Long term capital gains for 2014 (and for recent past years) is 15% if you're in anything beyond the 15% marginal bracket.

Note however, that in some cases you were required to depreciate that property, and that must be recaptured (even if you didn't in fact take it) at a 28% rate.

1031 exchanges are involved and require an intermediary to do right, so I would suggest you find someone who specializes in such, not only to prevent an inadvertent taxable event now, but to prepare the information on basis, etc... you'll need when you eventually dispose of the exchanged property.
 

TrustUser

Senior Member
thanks ron,

http://www.1031.org/about1031/faq.htm

this seems to be right in line with what you have stated.

it does indeed look like this is a like kind exchange.

however, i dont know if i want the complications of a qualified intermediary.

i may be better off, just paying the tax, and if i choose to buy later, i can at least wait for a time and a property that i may be able to get at a better deal, than being forced to buy within a short period of time ?

the idea is looking a little less attractive to me, at the moment.
 

TrustUser

Senior Member
http://www.exeter1031.com/selecting_safe_qualified_intermediary.aspx

It is extremely important to note that 1031 Exchange Qualified Intermediaries are generally not required to be licensed, regulated, audited or otherwise monitored by any regulatory body (the Exeter entity that holds your 1031 Exchange funds is licensed, regulated and audited). In addition, 1031 Exchange Qualified Intermediaries are generally not required to be bonded, insured or maintain any other form of minimum equity capitalization.

hi ron,

thanks again. not interested in some business holding that much money of mine. i will just pay the tax, and be thankful that i made some profit on this one.

i dont depreciate my properties. but in this case, it is land, so no depreciation is ever taken.
 

tranquility

Senior Member
When you say you foreclosed, did you just make a loan and foreclosed against it or did you sell a property and take paper back?

Also, with that amount of gain, you may have to worry about the Obamacare (Medicare) tax of 3.8% on unearned investment income too.
 

TrustUser

Senior Member
i just made a loan, and foreclosed against the loan, becoming the owner.

i know nothing yet about obamacare. but i guess i may eventually !!
 

TrustUser

Senior Member
hi tq,

i do have other properties though that i will want to sell eventually.

and i would at least consider taking paper back on it to facilitate the sale, if i got enough cash up front to protect my interest.

what were you getting at with this scenario ? that i could no longer do a 1031 exchange ?

if so, i wont let that worry me - i dont like this business of some other entity holding all my funds until the time of exchange. on top of that, i need to pay them some fee, which no doubt will be a percentage of my profit, instead of just a flat fee for work performed.
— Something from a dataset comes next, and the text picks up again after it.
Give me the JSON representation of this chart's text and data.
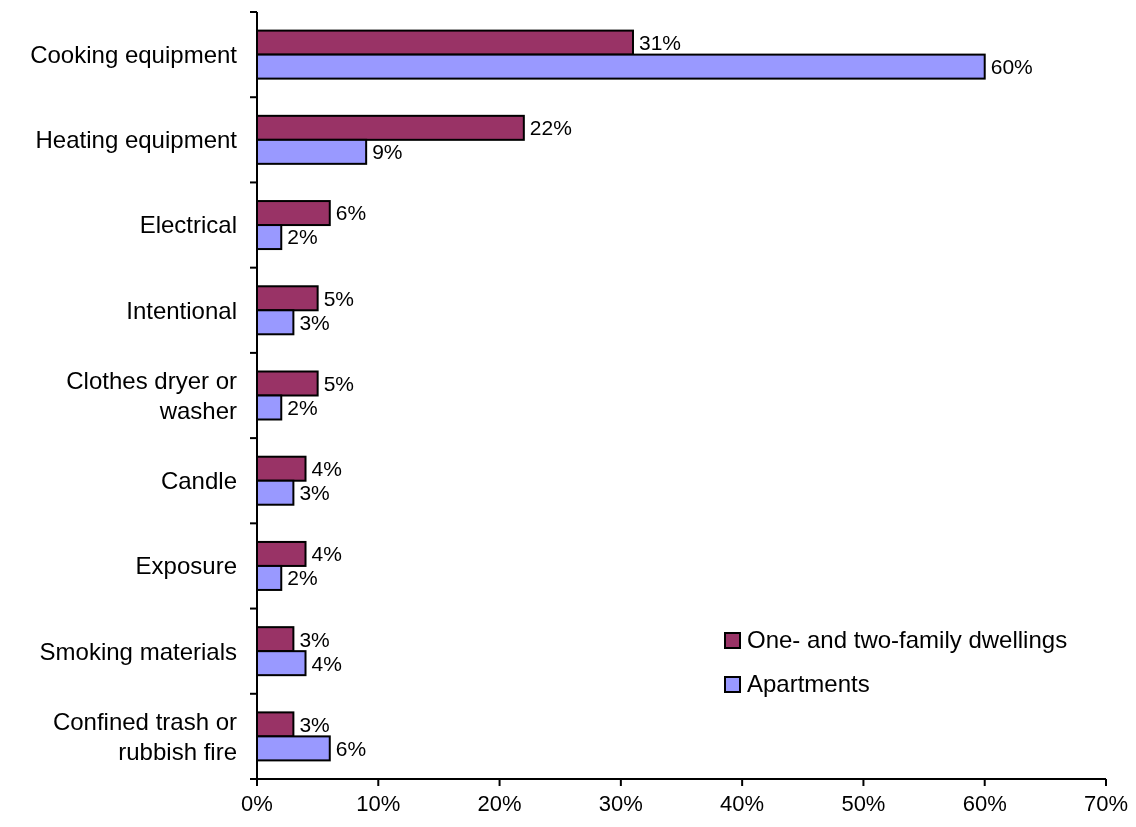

the 1031 process does not seem like anything i am apt to like about it.

at least if i just pay the tax, i am over and thru with it.

i was actually thinking of continuing the process until i died, when the properties would be inherited, and possibly miss the tax entirely ?
 

tranquility

Senior Member
hi tq,

i do have other properties though that i will want to sell eventually.
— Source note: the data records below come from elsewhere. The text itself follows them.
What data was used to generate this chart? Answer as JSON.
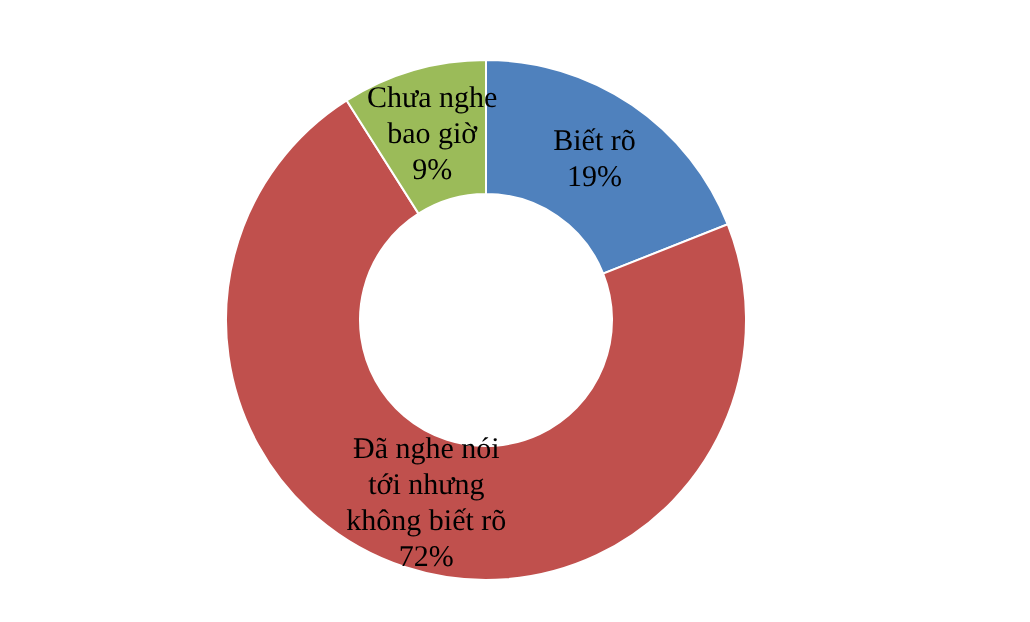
{
  "chart_data": {
    "type": "donut",
    "categories": [
      "Biết rõ",
      "Đã nghe nói tới nhưng không biết rõ",
      "Chưa nghe bao giờ"
    ],
    "values": [
      19,
      72,
      9
    ],
    "colors": [
      "#4f81bd",
      "#c0504d",
      "#9bbb59"
    ],
    "value_labels": [
      "19%",
      "72%",
      "9%"
    ]
  }
}
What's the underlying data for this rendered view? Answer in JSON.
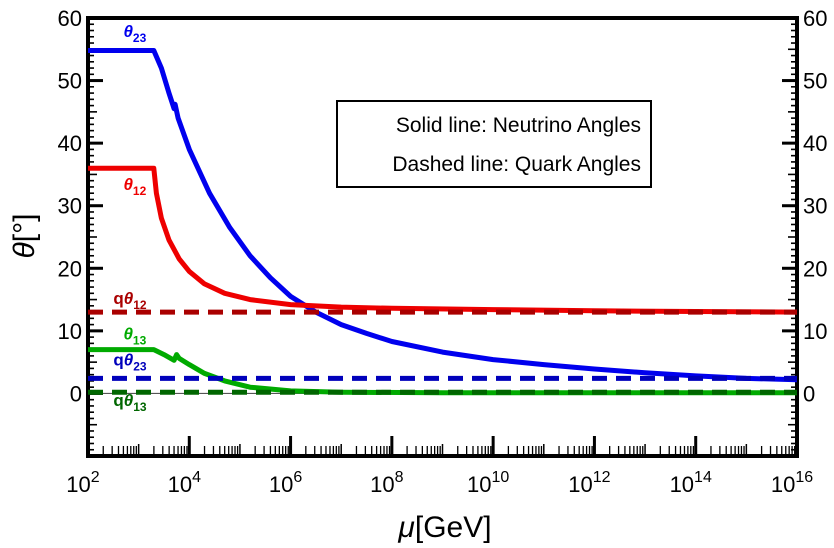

and i would at least consider taking paper back on it to facilitate the sale, if i got enough cash up front to protect my interest.

what were you getting at with this scenario ? that i could no longer do a 1031 exchange ?
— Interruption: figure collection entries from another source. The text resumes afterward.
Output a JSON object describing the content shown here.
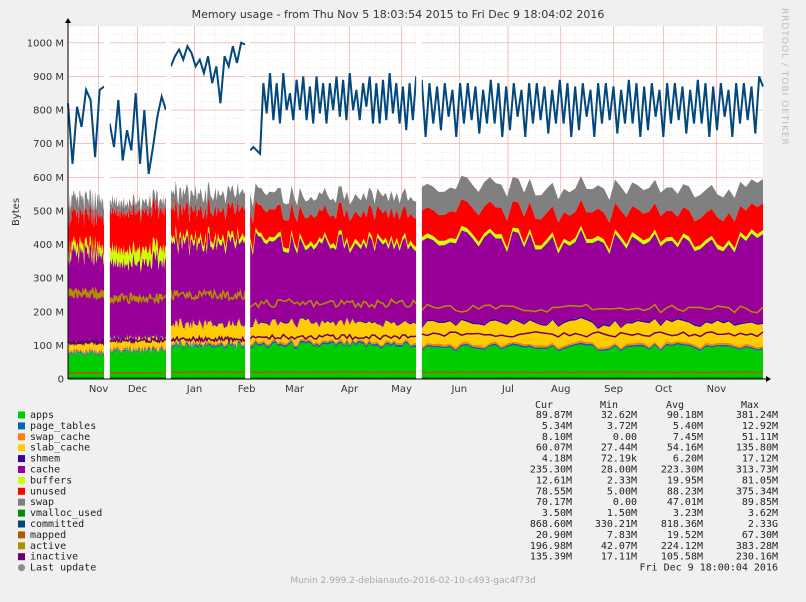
{
  "chart_data": {
    "type": "area",
    "title": "Memory usage - from Thu Nov  5 18:03:54 2015 to Fri Dec  9 18:04:02 2016",
    "ylabel": "Bytes",
    "side_label": "RRDTOOL / TOBI OETIKER",
    "footer": "Munin 2.999.2-debianauto-2016-02-10-c493-gac4f73d",
    "ylim": [
      0,
      1050
    ],
    "y_unit": "M",
    "y_ticks": [
      {
        "v": 0,
        "label": "0"
      },
      {
        "v": 100,
        "label": "100 M"
      },
      {
        "v": 200,
        "label": "200 M"
      },
      {
        "v": 300,
        "label": "300 M"
      },
      {
        "v": 400,
        "label": "400 M"
      },
      {
        "v": 500,
        "label": "500 M"
      },
      {
        "v": 600,
        "label": "600 M"
      },
      {
        "v": 700,
        "label": "700 M"
      },
      {
        "v": 800,
        "label": "800 M"
      },
      {
        "v": 900,
        "label": "900 M"
      },
      {
        "v": 1000,
        "label": "1000 M"
      }
    ],
    "x_range": [
      0,
      1
    ],
    "x_ticks": [
      {
        "v": 0.044,
        "label": "Nov"
      },
      {
        "v": 0.1,
        "label": "Dec"
      },
      {
        "v": 0.182,
        "label": "Jan"
      },
      {
        "v": 0.257,
        "label": "Feb"
      },
      {
        "v": 0.326,
        "label": "Mar"
      },
      {
        "v": 0.405,
        "label": "Apr"
      },
      {
        "v": 0.48,
        "label": "May"
      },
      {
        "v": 0.563,
        "label": "Jun"
      },
      {
        "v": 0.633,
        "label": "Jul"
      },
      {
        "v": 0.709,
        "label": "Aug"
      },
      {
        "v": 0.785,
        "label": "Sep"
      },
      {
        "v": 0.857,
        "label": "Oct"
      },
      {
        "v": 0.933,
        "label": "Nov"
      }
    ],
    "gaps": [
      [
        0.052,
        0.06
      ],
      [
        0.141,
        0.148
      ],
      [
        0.255,
        0.262
      ],
      [
        0.501,
        0.509
      ]
    ],
    "segments": [
      {
        "start": 0,
        "end": 0.052,
        "apps": 75,
        "page_tables": 5,
        "slab": 22,
        "shmem": 4,
        "cache": 258,
        "buffers": 24,
        "unused": 92,
        "swap": 45,
        "committed": [
          820,
          640,
          810,
          750,
          860,
          830,
          660,
          860,
          870
        ],
        "mapped": 18,
        "active": 255,
        "inactive": 110
      },
      {
        "start": 0.06,
        "end": 0.141,
        "apps": 82,
        "page_tables": 5,
        "slab": 26,
        "shmem": 4,
        "cache": 225,
        "buffers": 40,
        "unused": 113,
        "swap": 28,
        "committed": [
          760,
          690,
          830,
          650,
          740,
          680,
          850,
          640,
          800,
          610,
          690,
          780,
          840,
          800
        ],
        "mapped": 18,
        "active": 240,
        "inactive": 115
      },
      {
        "start": 0.148,
        "end": 0.255,
        "apps": 96,
        "page_tables": 6,
        "slab": 55,
        "shmem": 4,
        "cache": 235,
        "buffers": 16,
        "unused": 84,
        "swap": 48,
        "committed": [
          930,
          960,
          980,
          950,
          990,
          970,
          930,
          950,
          910,
          960,
          880,
          930,
          820,
          960,
          930,
          990,
          940,
          1000,
          995
        ],
        "mapped": 20,
        "active": 250,
        "inactive": 118
      },
      {
        "start": 0.262,
        "end": 0.501,
        "apps": 98,
        "page_tables": 6,
        "slab": 55,
        "shmem": 4,
        "cache": 232,
        "buffers": 12,
        "unused": 82,
        "swap": 50,
        "committed": [
          680,
          690,
          680,
          670,
          880,
          790,
          910,
          770,
          880,
          760,
          910,
          800,
          850,
          770,
          890,
          800,
          900,
          770,
          870,
          760,
          900,
          790,
          880,
          760,
          880,
          800,
          900,
          780,
          890,
          770,
          910,
          800,
          860,
          770,
          880,
          810,
          900,
          760,
          880,
          760,
          890,
          770,
          910,
          790,
          880,
          760,
          870,
          740,
          880,
          770,
          900
        ],
        "mapped": 20,
        "active": 225,
        "inactive": 125
      },
      {
        "start": 0.509,
        "end": 1,
        "apps": 92,
        "page_tables": 5,
        "slab": 62,
        "shmem": 5,
        "cache": 235,
        "buffers": 12,
        "unused": 79,
        "swap": 70,
        "committed": [
          890,
          720,
          880,
          760,
          870,
          740,
          880,
          780,
          860,
          720,
          880,
          760,
          880,
          770,
          870,
          730,
          860,
          760,
          890,
          760,
          880,
          720,
          870,
          740,
          880,
          780,
          860,
          720,
          880,
          760,
          880,
          770,
          870,
          730,
          860,
          760,
          890,
          760,
          880,
          720,
          870,
          740,
          880,
          780,
          860,
          720,
          880,
          760,
          880,
          770,
          870,
          730,
          860,
          760,
          890,
          760,
          880,
          720,
          870,
          740,
          880,
          780,
          860,
          720,
          880,
          760,
          880,
          770,
          870,
          730,
          860,
          760,
          890,
          760,
          880,
          720,
          870,
          740,
          880,
          780,
          860,
          720,
          880,
          760,
          880,
          770,
          870,
          730,
          900,
          870
        ],
        "mapped": 20,
        "active": 210,
        "inactive": 133
      }
    ],
    "columns": [
      "Cur",
      "Min",
      "Avg",
      "Max"
    ],
    "series": [
      {
        "name": "apps",
        "color": "#00cc00",
        "kind": "area",
        "cur": "89.87M",
        "min": "32.62M",
        "avg": "90.18M",
        "max": "381.24M"
      },
      {
        "name": "page_tables",
        "color": "#0066b3",
        "kind": "area",
        "cur": "5.34M",
        "min": "3.72M",
        "avg": "5.40M",
        "max": "12.92M"
      },
      {
        "name": "swap_cache",
        "color": "#ff8000",
        "kind": "area",
        "cur": "8.10M",
        "min": "0.00",
        "avg": "7.45M",
        "max": "51.11M"
      },
      {
        "name": "slab_cache",
        "color": "#ffcc00",
        "kind": "area",
        "cur": "60.07M",
        "min": "27.44M",
        "avg": "54.16M",
        "max": "135.80M"
      },
      {
        "name": "shmem",
        "color": "#330099",
        "kind": "area",
        "cur": "4.18M",
        "min": "72.19k",
        "avg": "6.20M",
        "max": "17.12M"
      },
      {
        "name": "cache",
        "color": "#990099",
        "kind": "area",
        "cur": "235.30M",
        "min": "28.00M",
        "avg": "223.30M",
        "max": "313.73M"
      },
      {
        "name": "buffers",
        "color": "#ccff00",
        "kind": "area",
        "cur": "12.61M",
        "min": "2.33M",
        "avg": "19.95M",
        "max": "81.05M"
      },
      {
        "name": "unused",
        "color": "#ff0000",
        "kind": "area",
        "cur": "78.55M",
        "min": "5.00M",
        "avg": "88.23M",
        "max": "375.34M"
      },
      {
        "name": "swap",
        "color": "#808080",
        "kind": "area",
        "cur": "70.17M",
        "min": "0.00",
        "avg": "47.01M",
        "max": "89.85M"
      },
      {
        "name": "vmalloc_used",
        "color": "#008f00",
        "kind": "line",
        "cur": "3.50M",
        "min": "1.50M",
        "avg": "3.23M",
        "max": "3.62M"
      },
      {
        "name": "committed",
        "color": "#00487d",
        "kind": "line",
        "cur": "868.60M",
        "min": "330.21M",
        "avg": "818.36M",
        "max": "2.33G"
      },
      {
        "name": "mapped",
        "color": "#b35a00",
        "kind": "line",
        "cur": "20.90M",
        "min": "7.83M",
        "avg": "19.52M",
        "max": "67.30M"
      },
      {
        "name": "active",
        "color": "#b38f00",
        "kind": "line",
        "cur": "196.98M",
        "min": "42.07M",
        "avg": "224.12M",
        "max": "383.28M"
      },
      {
        "name": "inactive",
        "color": "#6b006b",
        "kind": "line",
        "cur": "135.39M",
        "min": "17.11M",
        "avg": "105.58M",
        "max": "230.16M"
      }
    ],
    "last_update": {
      "name": "Last update",
      "value": "Fri Dec  9 18:00:04 2016",
      "color": "#8c8c8c"
    },
    "grid": true,
    "legend_placement": "bottom"
  }
}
if so, i wont let that worry me - i dont like this business of some other entity holding all my funds until the time of exchange. on top of that, i need to pay them some fee, which no doubt will be a percentage of my profit, instead of just a flat fee for work performed.

the 1031 process does not seem like anything i am apt to like about it.

at least if i just pay the tax, i am over and thru with it.

i was actually thinking of continuing the process until i died, when the properties would be inherited, and possibly miss the tax entirely ?
California will tax at your marginal rate as ordinary income. No special capital gain rate.

The foreclosing on property that you sold and later foreclosed on changes the capital gain on the "sale" to ordinary income.